Na pandemia, a parcela da sociedade que mais sentiu essa mudança foram as pessoas pobres, as quais no país são em sua grande maioria pessoas negras. Desempregadas após reformas de austeridade que entregaram o contrário do que prometeram, essas pessoas tiveram o benefício de R$ 600 por alguns meses da pandemia por causa de muita luta da oposição. Muitas famílias jamais receberam tal benefício.

O aumento de casos de violência doméstica foi um fenômeno global, mas que encontrou no Brasil um catalisador ante a diminuição drástica e até mesmo a erradicação de verbas destinadas a políticas públicas de apoio a mulheres vítimas, como centros integrados de acolhimento, denúncia e assistência social.

Homem branco usa roupa social e uma máscara facial está pendurada sob uma de suas orelhas
Ilustração de Aline Souza para coluna de Djamila Ribeiro publicada na Folha de S.Paulo em 21 de maio de 2021 - Aline Souza

O país ocupa lugar de destaque no pódio de feminicídio, abuso sexual infantil, estupro e violência doméstica. Dados mais recentes de 2019, em cenário pré-pandemia, do Anuário Brasileiro de Segurança Pública, registram que a cada oito minutos uma mulher, jovem ou criança é vítima de estupro no Brasil.

É necessário destacar que o relatório apontou que 57,9% das vítimas tinham no máximo 13 anos de idade. Em 84,1% dos casos, o estuprador é conhecido, sendo um familiar ou uma pessoa de confiança. Segundo aponta o mesmo anuário, a cada dois minutos uma mulher é agredida. Na pirâmide social, mulheres negras estão na base da sociedade, chefiando milhões de lares sem a figura masculina presente.
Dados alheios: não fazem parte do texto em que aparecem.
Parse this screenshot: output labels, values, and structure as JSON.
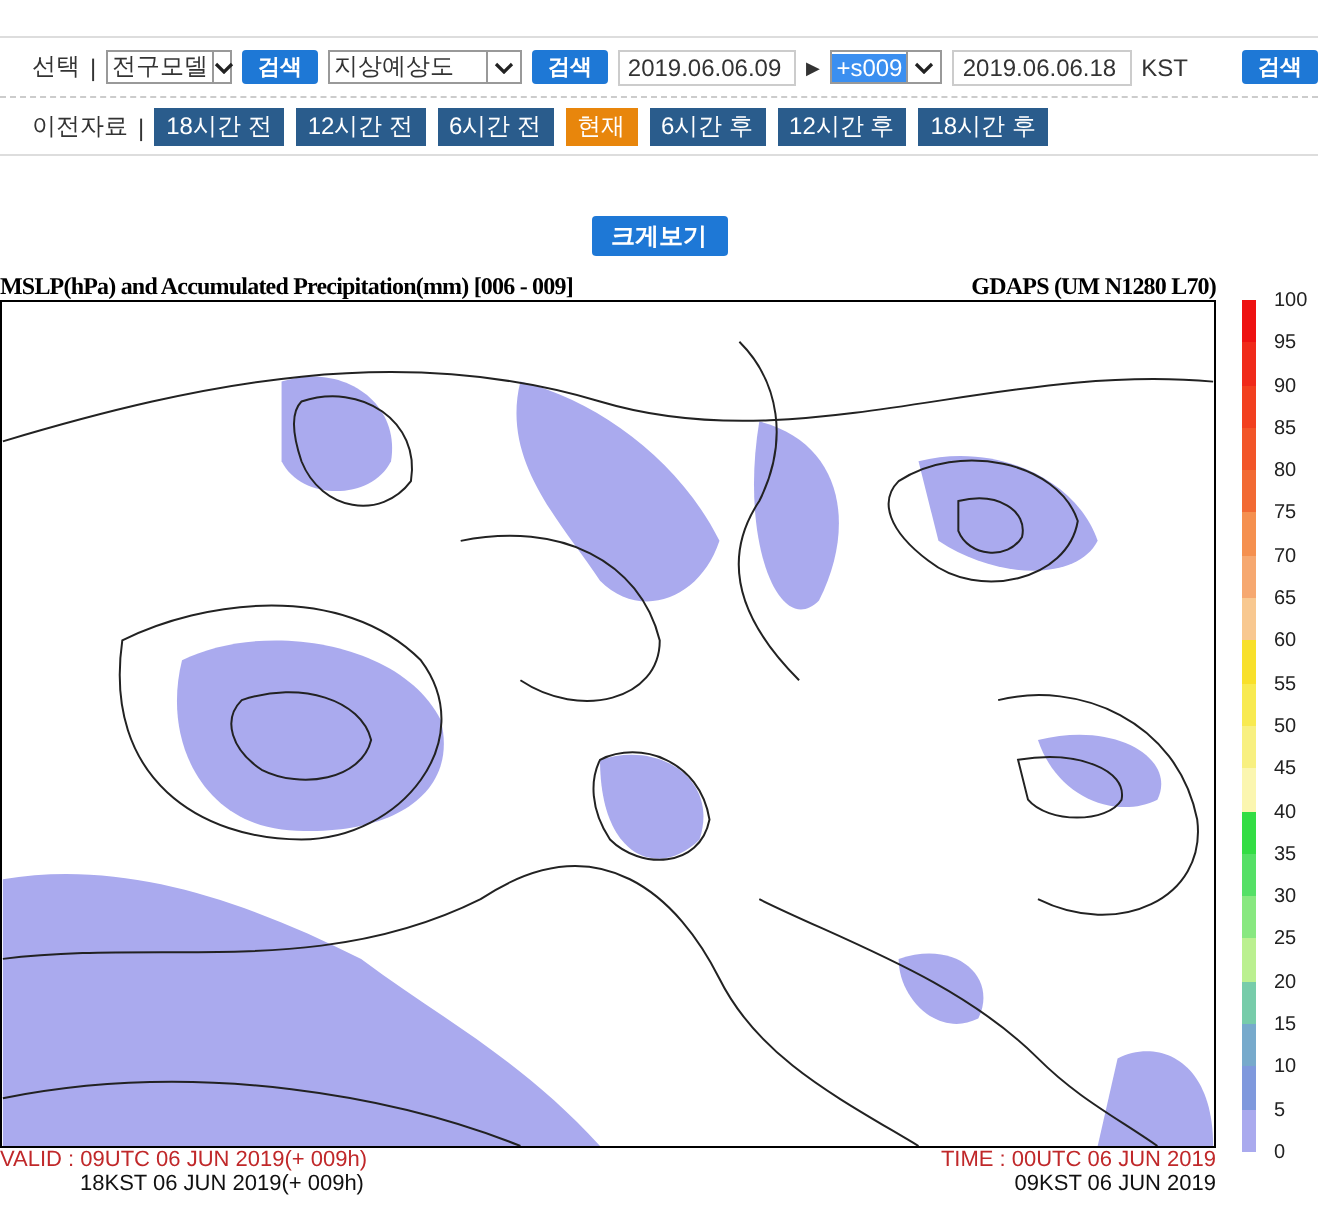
{
  "search_row": {
    "label": "선택",
    "separator": "|",
    "controls": [
      {
        "kind": "select",
        "value": "전구모델",
        "highlighted": false
      },
      {
        "kind": "button",
        "label": "검색"
      },
      {
        "kind": "select",
        "value": "지상예상도",
        "highlighted": false
      },
      {
        "kind": "button",
        "label": "검색"
      },
      {
        "kind": "date",
        "value": "2019.06.06.09"
      },
      {
        "kind": "arrow",
        "label": "▶"
      },
      {
        "kind": "select",
        "value": "+s009",
        "highlighted": true
      },
      {
        "kind": "date",
        "value": "2019.06.06.18"
      },
      {
        "kind": "text",
        "label": "KST"
      },
      {
        "kind": "button",
        "label": "검색"
      }
    ]
  },
  "history_row": {
    "label": "이전자료",
    "separator": "|",
    "buttons": [
      {
        "label": "18시간 전",
        "selected": false
      },
      {
        "label": "12시간 전",
        "selected": false
      },
      {
        "label": "6시간 전",
        "selected": false
      },
      {
        "label": "현재",
        "selected": true
      },
      {
        "label": "6시간 후",
        "selected": false
      },
      {
        "label": "12시간 후",
        "selected": false
      },
      {
        "label": "18시간 후",
        "selected": false
      }
    ]
  },
  "enlarge_button": "크게보기",
  "chart": {
    "title": "MSLP(hPa) and  Accumulated Precipitation(mm) [006 - 009]",
    "model": "GDAPS (UM N1280 L70)",
    "valid_utc": "VALID : 09UTC 06 JUN 2019(+ 009h)",
    "valid_kst": "18KST 06 JUN 2019(+ 009h)",
    "time_utc": "TIME : 00UTC 06 JUN 2019",
    "time_kst": "09KST 06 JUN 2019"
  },
  "legend": {
    "levels": [
      "100",
      "95",
      "90",
      "85",
      "80",
      "75",
      "70",
      "65",
      "60",
      "55",
      "50",
      "45",
      "40",
      "35",
      "30",
      "25",
      "20",
      "15",
      "10",
      "5",
      "0"
    ],
    "bands": [
      {
        "color": "#ee1111"
      },
      {
        "color": "#f02a1a"
      },
      {
        "color": "#f2401f"
      },
      {
        "color": "#f25528"
      },
      {
        "color": "#f26a33"
      },
      {
        "color": "#f5904f"
      },
      {
        "color": "#f6a870"
      },
      {
        "color": "#f8c890"
      },
      {
        "color": "#f8e02a"
      },
      {
        "color": "#f8ea50"
      },
      {
        "color": "#f8f080"
      },
      {
        "color": "#fbf6b0"
      },
      {
        "color": "#33dd44"
      },
      {
        "color": "#55e066"
      },
      {
        "color": "#88e880"
      },
      {
        "color": "#bbf090"
      },
      {
        "color": "#77ccaa"
      },
      {
        "color": "#77aacc"
      },
      {
        "color": "#7f99dd"
      },
      {
        "color": "#aaaaee"
      }
    ]
  }
}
Nesse cenário, além de erradicar programas de acolhimento à mulher, o atual governo tem se esforçado para aprofundar ainda mais a desumanidade.
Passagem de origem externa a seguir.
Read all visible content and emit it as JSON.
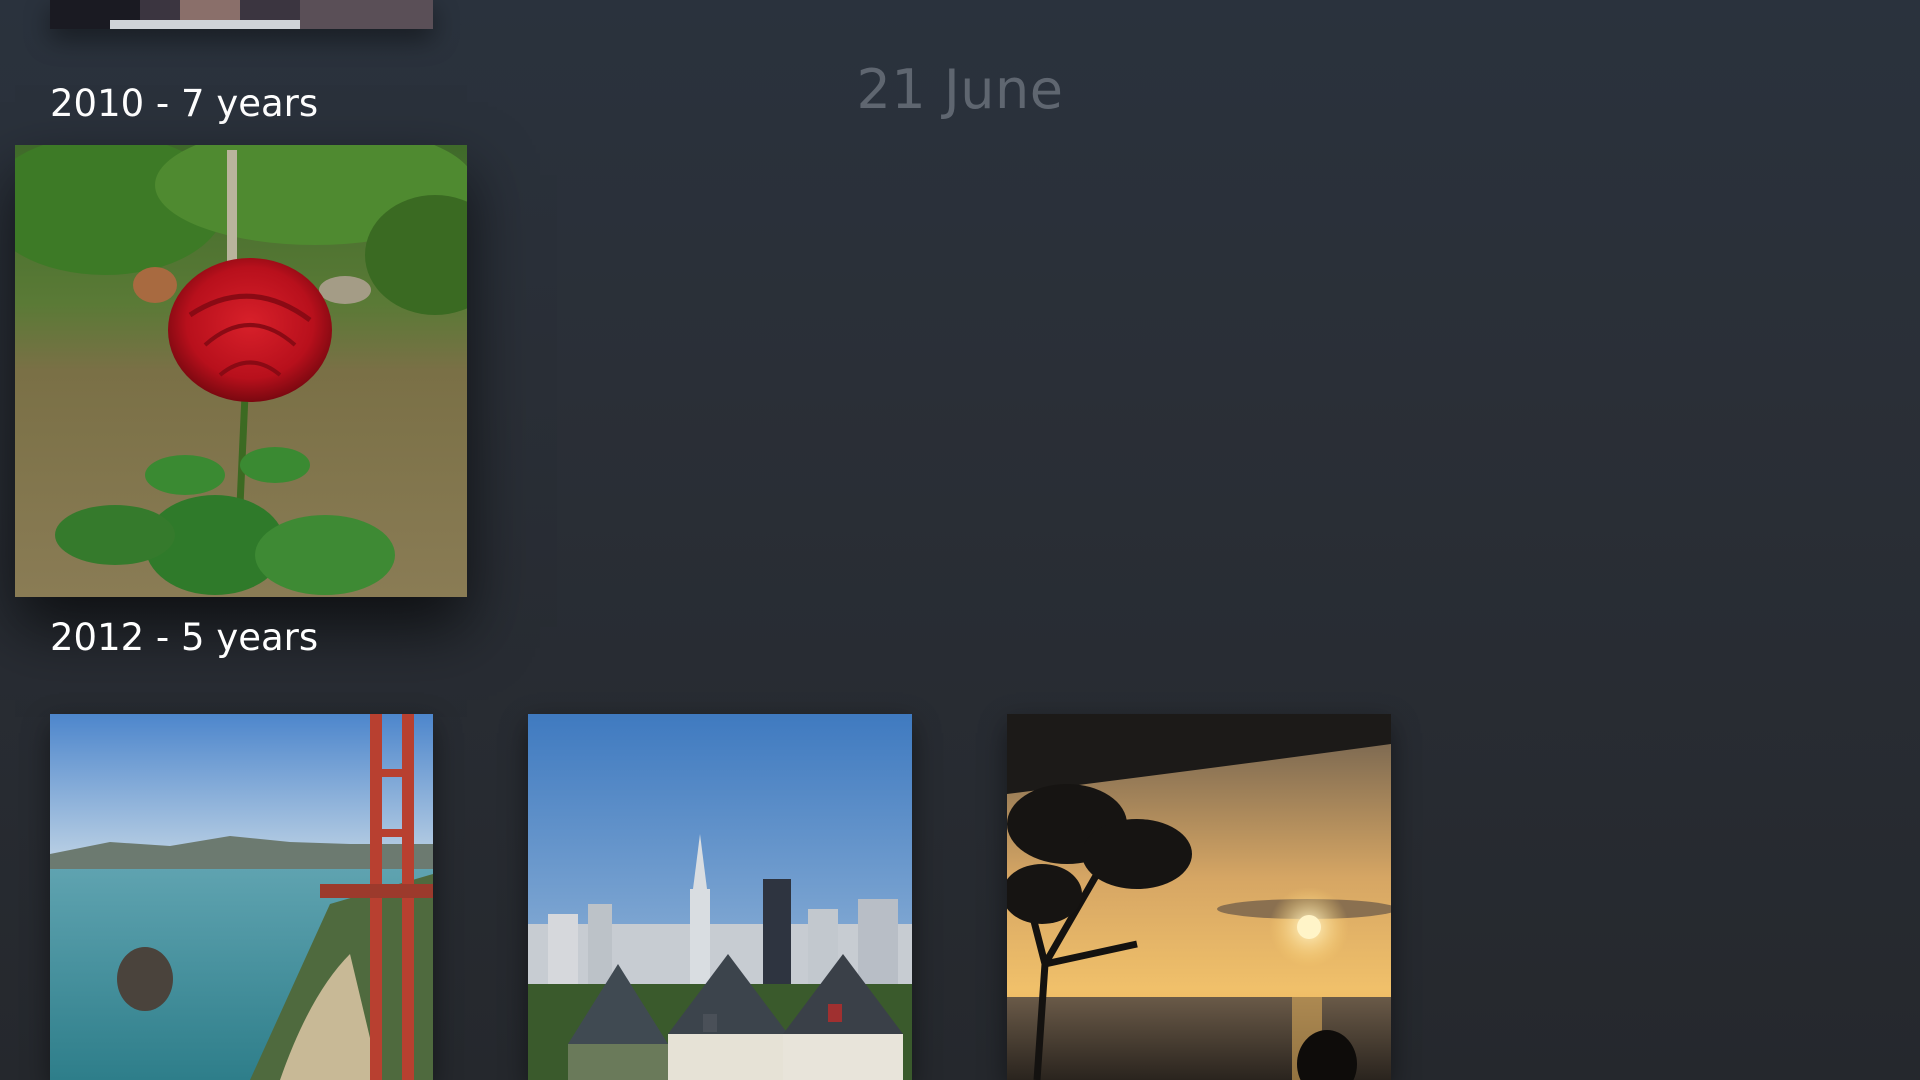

A ministra de “direitos humanos” de Bolsonaro, de raízes religiosas fundamentalistas, movimentou a máquina pública para impedir uma garota negra de dez anos de idade violentada por seu tio de abortar, conforme autorizado pela lei brasileira.

A articulação levou centenas de bolsonaristas à porta do hospital, em plena pandemia, para hostilizar os médicos, enfermeiros e pacientes que lá estavam.

O nome e o endereço da menina foram divulgados pela milícia digital no Twitter. É curioso que essa rede social tenha suspendido permanentemente a conta de Donald Trump, mas segue à disposição como plataforma de fake news e obscurantismo do “Capitão Cloriquina”. Será que as vidas no sul do mundo importam menos para essa plataforma digital?

Mas não somente de uma rede social esse presidente e sua milícia digital devem ser banidos. Um governo que fez da pandemia sua aliada no extermínio da população mais vulnerável deve responder pelo que fez. Esse é o apelo do Brasil que está sufocado.